Embora a proibição do aborto no Brasil seja conhecida, a criminalização da prática não impede que esses procedimentos aconteçam. Esses casos estão em todas as famílias, vizinhanças, grupos de amigas/os, igrejas, escolas, universidades. Com certeza, você, leitora desse texto, conhece alguém que já praticou aborto. Dados como o da Pesquisa Nacional do Aborto mostram que 1 em cada 5 mulheres até 40 anos já fizeram aborto no país. Ou seja, estamos falando de uma prática explicitamente coberta pela hipocrisia.

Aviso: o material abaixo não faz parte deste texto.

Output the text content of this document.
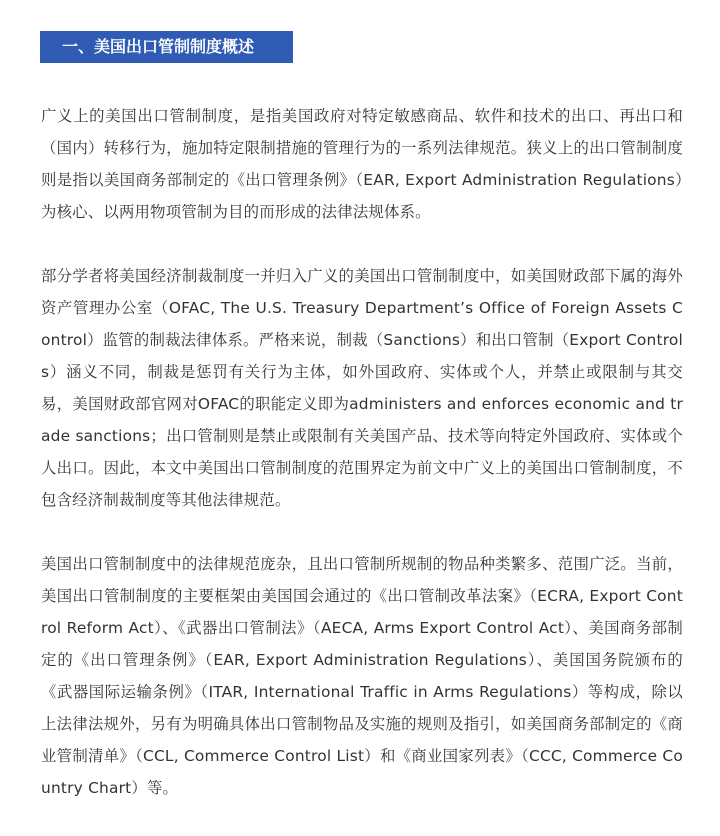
一、美国出口管制制度概述

广义上的美国出口管制制度，是指美国政府对特定敏感商品、软件和技术的出口、再出口和（国内）转移行为，施加特定限制措施的管理行为的一系列法律规范。狭义上的出口管制制度则是指以美国商务部制定的《出口管理条例》（EAR, Export Administration Regulations）为核心、以两用物项管制为目的而形成的法律法规体系。

部分学者将美国经济制裁制度一并归入广义的美国出口管制制度中，如美国财政部下属的海外资产管理办公室（OFAC, The U.S. Treasury Department’s Office of Foreign Assets Control）监管的制裁法律体系。严格来说，制裁（Sanctions）和出口管制（Export Controls）涵义不同，制裁是惩罚有关行为主体，如外国政府、实体或个人，并禁止或限制与其交易，美国财政部官网对OFAC的职能定义即为administers and enforces economic and trade sanctions；出口管制则是禁止或限制有关美国产品、技术等向特定外国政府、实体或个人出口。因此，本文中美国出口管制制度的范围界定为前文中广义上的美国出口管制制度，不包含经济制裁制度等其他法律规范。

美国出口管制制度中的法律规范庞杂，且出口管制所规制的物品种类繁多、范围广泛。当前，美国出口管制制度的主要框架由美国国会通过的《出口管制改革法案》（ECRA, Export Control Reform Act）、《武器出口管制法》（AECA, Arms Export Control Act）、美国商务部制定的《出口管理条例》（EAR, Export Administration Regulations）、美国国务院颁布的《武器国际运输条例》（ITAR, International Traffic in Arms Regulations）等构成，除以上法律法规外，另有为明确具体出口管制物品及实施的规则及指引，如美国商务部制定的《商业管制清单》（CCL, Commerce Control List）和《商业国家列表》（CCC, Commerce Country Chart）等。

Entretanto, apesar de não impedir que esses abortos aconteçam, a criminalização permite que muitas mulheres morram durante o processo. Na sua grande maioria, mulheres negras e pobres, porque enquanto as mulheres ricas e de classe alta podem pagar por procedimentos caríssimos em clínicas clandestinas, as outras estão se expondo a diversos riscos em procedimentos caseiros e inseguros. Todos os anos centenas de milhares de mulheres chegam a óbito no sistema único de saúde em consequência da realização de procedimentos clandestinos e perigosos. Trata-se da quarta causa de mortalidade materna no Brasil.
No dia 7 de outubro vamos mais uma vez às urnas. 2018, e sempre, é ano de apoiarmos aquelas e aqueles que estão alinhadas com a defesa da autonomia dos nossos corpos e da luta pelo fim de todas as formas de violência contra as mulheres. Esse é um convite que fazemos a todas e todos para que possamos pensar no lugar que a luta pela dignidade das mulheres aparece nas nossas escolhas políticas. O avanço do fascismo no Brasil tem ameaçado os direitos mais básicos para a vida de todas as mulheres. Se em anos anteriores vimos a nossa autonomia ser usada como moeda de troca de forma completamente irresponsável. Em 2018 discursos declaradamente misóginos, racistas e homofóbicos tem sido utilizados sem constrangimento nos debates sobre os rumos do país. Mais do que nunca é hora de nos fortalecermos na luta, sem recuar naquilo que defendemos. É por isso que lutamos por uma educação sexual que previna a gravidez, acesso a contraceptivos para não engravidarmos e aborto legal, podendo ser realizado pelo sistema público de saúde até os três meses de gravidez, em todos os casos que a mulher assim desejar, para não morrermos.
O Estado é laico! Os nossos corpos nos pertencem!